The mtCO1 phylogeny demonstrates that further investigation of the evolutionary history of atlantids is needed. Deeper evolutionary relationships could not be resolved in this study and, although six of the nine original species groups were supported by mtCO1, the evolutionary trajectories proposed by Richter (1961) were not resolved. Further research using more conservative nuclear markers is needed to investigate this, and may give us insight into the timing and potential drivers of atlantid speciation. Variation in spire morphology and shell size, composition and thickness makes the atlantids an extremely interesting group within which to study the evolution of buoyancy and other pelagic adaptations. The considerable variation in atlantid shell morphology may be a response to occupying different habitats (different depths, turbulence), or it may represent different solutions to a specific challenge associated with living in the same habitat.
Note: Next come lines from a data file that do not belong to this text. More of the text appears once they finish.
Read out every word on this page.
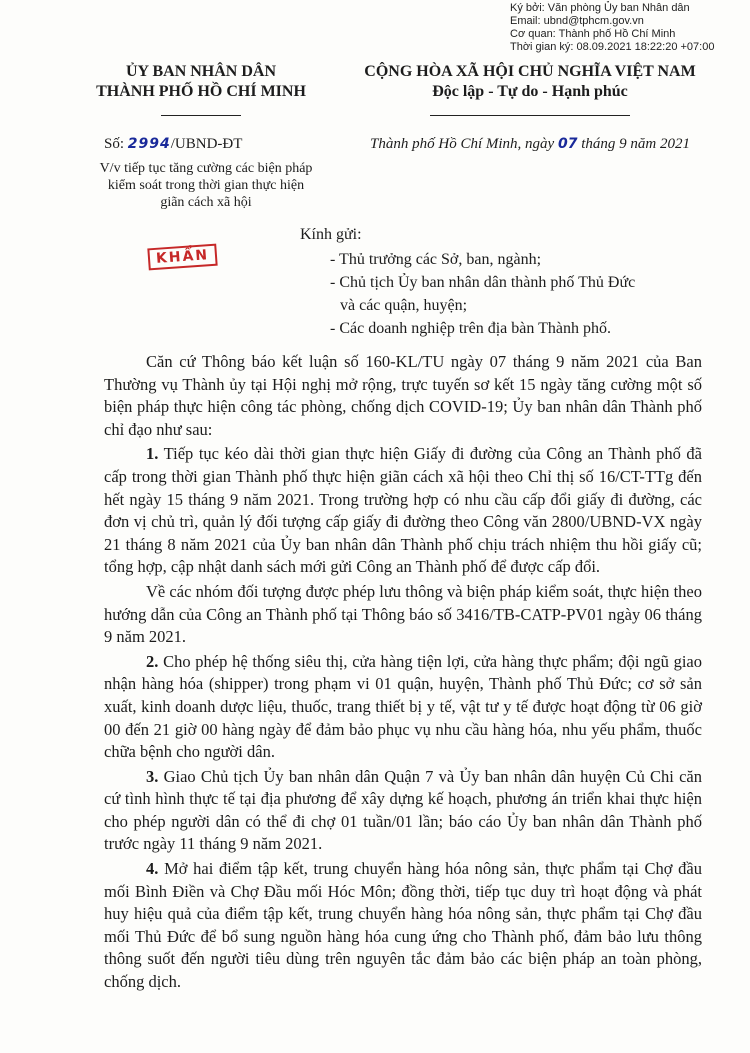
Ký bởi: Văn phòng Ủy ban Nhân dân
Email: ubnd@tphcm.gov.vn
Cơ quan: Thành phố Hồ Chí Minh
Thời gian ký: 08.09.2021 18:22:20 +07:00
ỦY BAN NHÂN DÂN
THÀNH PHỐ HỒ CHÍ MINH
CỘNG HÒA XÃ HỘI CHỦ NGHĨA VIỆT NAM
Độc lập - Tự do - Hạnh phúc
Số: 2994/UBND-ĐT	Thành phố Hồ Chí Minh, ngày 07 tháng 9 năm 2021
V/v tiếp tục tăng cường các biện pháp
kiểm soát trong thời gian thực hiện
giãn cách xã hội
KHẨN
Kính gửi:
- Thủ trưởng các Sở, ban, ngành;
- Chủ tịch Ủy ban nhân dân thành phố Thủ Đức
và các quận, huyện;
- Các doanh nghiệp trên địa bàn Thành phố.

Căn cứ Thông báo kết luận số 160-KL/TU ngày 07 tháng 9 năm 2021 của Ban Thường vụ Thành ủy tại Hội nghị mở rộng, trực tuyến sơ kết 15 ngày tăng cường một số biện pháp thực hiện công tác phòng, chống dịch COVID-19; Ủy ban nhân dân Thành phố chỉ đạo như sau:

1. Tiếp tục kéo dài thời gian thực hiện Giấy đi đường của Công an Thành phố đã cấp trong thời gian Thành phố thực hiện giãn cách xã hội theo Chỉ thị số 16/CT-TTg đến hết ngày 15 tháng 9 năm 2021. Trong trường hợp có nhu cầu cấp đổi giấy đi đường, các đơn vị chủ trì, quản lý đối tượng cấp giấy đi đường theo Công văn 2800/UBND-VX ngày 21 tháng 8 năm 2021 của Ủy ban nhân dân Thành phố chịu trách nhiệm thu hồi giấy cũ; tổng hợp, cập nhật danh sách mới gửi Công an Thành phố để được cấp đổi.

Về các nhóm đối tượng được phép lưu thông và biện pháp kiểm soát, thực hiện theo hướng dẫn của Công an Thành phố tại Thông báo số 3416/TB-CATP-PV01 ngày 06 tháng 9 năm 2021.

2. Cho phép hệ thống siêu thị, cửa hàng tiện lợi, cửa hàng thực phẩm; đội ngũ giao nhận hàng hóa (shipper) trong phạm vi 01 quận, huyện, Thành phố Thủ Đức; cơ sở sản xuất, kinh doanh dược liệu, thuốc, trang thiết bị y tế, vật tư y tế được hoạt động từ 06 giờ 00 đến 21 giờ 00 hàng ngày để đảm bảo phục vụ nhu cầu hàng hóa, nhu yếu phẩm, thuốc chữa bệnh cho người dân.

3. Giao Chủ tịch Ủy ban nhân dân Quận 7 và Ủy ban nhân dân huyện Củ Chi căn cứ tình hình thực tế tại địa phương để xây dựng kế hoạch, phương án triển khai thực hiện cho phép người dân có thể đi chợ 01 tuần/01 lần; báo cáo Ủy ban nhân dân Thành phố trước ngày 11 tháng 9 năm 2021.

4. Mở hai điểm tập kết, trung chuyển hàng hóa nông sản, thực phẩm tại Chợ đầu mối Bình Điền và Chợ Đầu mối Hóc Môn; đồng thời, tiếp tục duy trì hoạt động và phát huy hiệu quả của điểm tập kết, trung chuyển hàng hóa nông sản, thực phẩm tại Chợ đầu mối Thủ Đức để bổ sung nguồn hàng hóa cung ứng cho Thành phố, đảm bảo lưu thông thông suốt đến người tiêu dùng trên nguyên tắc đảm bảo các biện pháp an toàn phòng, chống dịch.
There are currently few active researchers with sufficient expertise to identify atlantid species based on morphological characteristics. This study provides a reference of mtCO1 sequences that will ensure the continued study of this group and its inclusion in future molecular (particularly metabarcoding) and zooplankton research. The ability to identify specimens reliably using molecular techniques will allow us to expand this field of research, learning more about the largely unknown ecology of atlantids, including swimming mechanisms, predatory behaviour, migration and reproduction.